Travailler jusqu’au tombeau ? C’est non !

Jamais un tel écart d’opinion entre les femmes et les hommes n’avait été enregistré sur un objet en votation, même pas sur le congé maternité. Car si les femmes ne sont que 36% à approuver AVS 21, 71% d’hommes y sont favorables, voire plutôt favorables. Une partie d’entre eux sont nos compagnons, frères, pères, fils ou cousins, voire des collègues avec qui nous partageons la pause. Un peu moins nombreux en Suisse romande, où le non l’emporterait à 56% des voix, ils sont néanmoins trop à bouder l’avis des femmes et des syndicats.
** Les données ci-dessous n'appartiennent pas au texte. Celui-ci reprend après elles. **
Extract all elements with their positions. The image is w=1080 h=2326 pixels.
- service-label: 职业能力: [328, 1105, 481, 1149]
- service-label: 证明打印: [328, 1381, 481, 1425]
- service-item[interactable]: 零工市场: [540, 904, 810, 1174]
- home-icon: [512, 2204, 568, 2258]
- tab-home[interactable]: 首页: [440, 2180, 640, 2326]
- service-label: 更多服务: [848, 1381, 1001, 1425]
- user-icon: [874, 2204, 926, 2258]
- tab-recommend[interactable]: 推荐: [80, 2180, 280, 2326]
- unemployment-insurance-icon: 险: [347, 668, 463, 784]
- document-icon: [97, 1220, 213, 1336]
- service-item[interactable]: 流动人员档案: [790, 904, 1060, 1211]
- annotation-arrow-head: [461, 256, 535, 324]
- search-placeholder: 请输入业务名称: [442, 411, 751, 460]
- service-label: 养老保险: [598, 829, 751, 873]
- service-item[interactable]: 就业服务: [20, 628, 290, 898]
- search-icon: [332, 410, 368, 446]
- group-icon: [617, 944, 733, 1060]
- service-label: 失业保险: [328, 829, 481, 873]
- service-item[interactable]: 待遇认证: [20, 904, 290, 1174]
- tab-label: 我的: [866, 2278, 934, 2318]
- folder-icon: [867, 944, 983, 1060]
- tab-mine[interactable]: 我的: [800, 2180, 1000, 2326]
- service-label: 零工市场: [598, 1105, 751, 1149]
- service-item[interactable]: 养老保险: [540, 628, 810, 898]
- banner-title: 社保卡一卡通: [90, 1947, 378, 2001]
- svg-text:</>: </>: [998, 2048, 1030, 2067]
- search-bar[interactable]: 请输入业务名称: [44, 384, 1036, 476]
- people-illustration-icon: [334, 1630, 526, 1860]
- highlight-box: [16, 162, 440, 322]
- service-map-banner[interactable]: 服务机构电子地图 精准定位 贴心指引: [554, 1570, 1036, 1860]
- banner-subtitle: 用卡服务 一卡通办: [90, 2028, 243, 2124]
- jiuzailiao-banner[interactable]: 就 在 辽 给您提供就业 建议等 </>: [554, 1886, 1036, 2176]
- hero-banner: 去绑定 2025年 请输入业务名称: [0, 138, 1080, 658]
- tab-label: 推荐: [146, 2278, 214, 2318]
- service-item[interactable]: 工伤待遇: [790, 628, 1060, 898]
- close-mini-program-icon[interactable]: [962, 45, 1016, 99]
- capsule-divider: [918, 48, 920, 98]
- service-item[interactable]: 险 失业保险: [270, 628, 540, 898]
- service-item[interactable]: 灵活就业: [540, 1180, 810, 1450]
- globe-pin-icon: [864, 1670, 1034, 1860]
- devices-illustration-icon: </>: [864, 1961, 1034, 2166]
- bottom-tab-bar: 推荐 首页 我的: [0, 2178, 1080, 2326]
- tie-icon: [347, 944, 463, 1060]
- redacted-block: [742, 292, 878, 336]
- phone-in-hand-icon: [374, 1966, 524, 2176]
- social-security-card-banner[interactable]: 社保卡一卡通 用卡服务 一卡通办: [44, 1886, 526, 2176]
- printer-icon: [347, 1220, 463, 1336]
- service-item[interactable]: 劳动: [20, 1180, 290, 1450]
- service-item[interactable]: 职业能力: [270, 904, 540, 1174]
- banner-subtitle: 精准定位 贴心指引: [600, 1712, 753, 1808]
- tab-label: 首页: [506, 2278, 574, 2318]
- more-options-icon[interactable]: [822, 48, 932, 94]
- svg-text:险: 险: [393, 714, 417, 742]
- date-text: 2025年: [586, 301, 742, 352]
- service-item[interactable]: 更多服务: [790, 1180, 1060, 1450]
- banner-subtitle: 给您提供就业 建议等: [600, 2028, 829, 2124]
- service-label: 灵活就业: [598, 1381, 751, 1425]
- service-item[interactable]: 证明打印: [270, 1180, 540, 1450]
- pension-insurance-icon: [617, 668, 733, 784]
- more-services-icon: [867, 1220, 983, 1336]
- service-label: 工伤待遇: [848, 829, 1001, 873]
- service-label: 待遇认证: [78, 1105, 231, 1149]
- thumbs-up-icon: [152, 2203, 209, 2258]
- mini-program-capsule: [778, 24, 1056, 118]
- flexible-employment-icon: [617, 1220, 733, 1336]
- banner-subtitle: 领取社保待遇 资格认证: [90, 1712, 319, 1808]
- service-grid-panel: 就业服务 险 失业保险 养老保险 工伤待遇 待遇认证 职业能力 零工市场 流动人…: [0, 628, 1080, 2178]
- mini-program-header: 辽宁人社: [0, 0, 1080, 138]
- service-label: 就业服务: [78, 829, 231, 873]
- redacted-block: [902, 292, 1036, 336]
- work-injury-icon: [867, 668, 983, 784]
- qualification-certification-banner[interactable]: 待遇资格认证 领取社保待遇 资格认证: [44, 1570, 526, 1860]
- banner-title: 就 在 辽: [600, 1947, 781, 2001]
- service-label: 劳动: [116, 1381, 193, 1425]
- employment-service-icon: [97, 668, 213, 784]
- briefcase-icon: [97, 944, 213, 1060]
À nous, femmes et hommes du SSP, de convaincre les réticents, mais aussi celles et ceux qui hésitent à voter sous prétexte que « ça ne change rien ». Dans cet objectif, nous réfutons ci-dessous les principaux arguments visant à justifier AVS 21. Nous vous invitons aussi à commander le matériel et nous suivre sur les réseaux sociaux pour intensifier une campagne de proximité, indispensable pour gagner le 25 septembre [1].

Les finances de l’AVS
C’est le principal argument utilisé pour nous faire avaler une réforme antisociale qui obligerait les femmes à travailler une année de plus, tout en ouvrant la voie à l’augmentation de l’âge de la retraite à 67 ans, voire au-delà. Selon le Conseil fédéral, les rentes AVS ne seraient plus garanties en cas de refus d’AVS 21. On a déjà entendu cet argument lors des précédentes tentatives d’augmenter l’âge de la retraite des femmes: en 2004, à l’occasion de la 11e révision de l’AVS; puis en 2017, quand Alain Berset a voulu nous imposer Prévoyance vieillesse 2020. Cela fait des années que le Conseil fédéral peint le diable sur la muraille et prédit la faillite de l’AVS. Nous pouvons donc comparer ses prévisions catastrophistes avec la réalité, et constater qu’un fossé les sépare. Ainsi, lorsqu’on compare les comptes 2020 avec les prévisions faites par l’Office fédéral des assurances sociales (OFAS) en 2011, on constate que, alors que l’OFAS prévoyait un déficit du compte de répartition de 1,5 milliards de francs en 2020, celui-ci a enregistré un surplus de 576 millions. Une erreur à 2,1 milliards! Concernant la fortune de l’AVS en 2020, les prévisions de l’OFAS présentaient une sous-estimation de 15,4 milliards. Et aujourd’hui, la fortune de l’AVS n’a jamais été aussi élevée: 49,7 milliards en 2021, soit 106% des dépenses d’une année.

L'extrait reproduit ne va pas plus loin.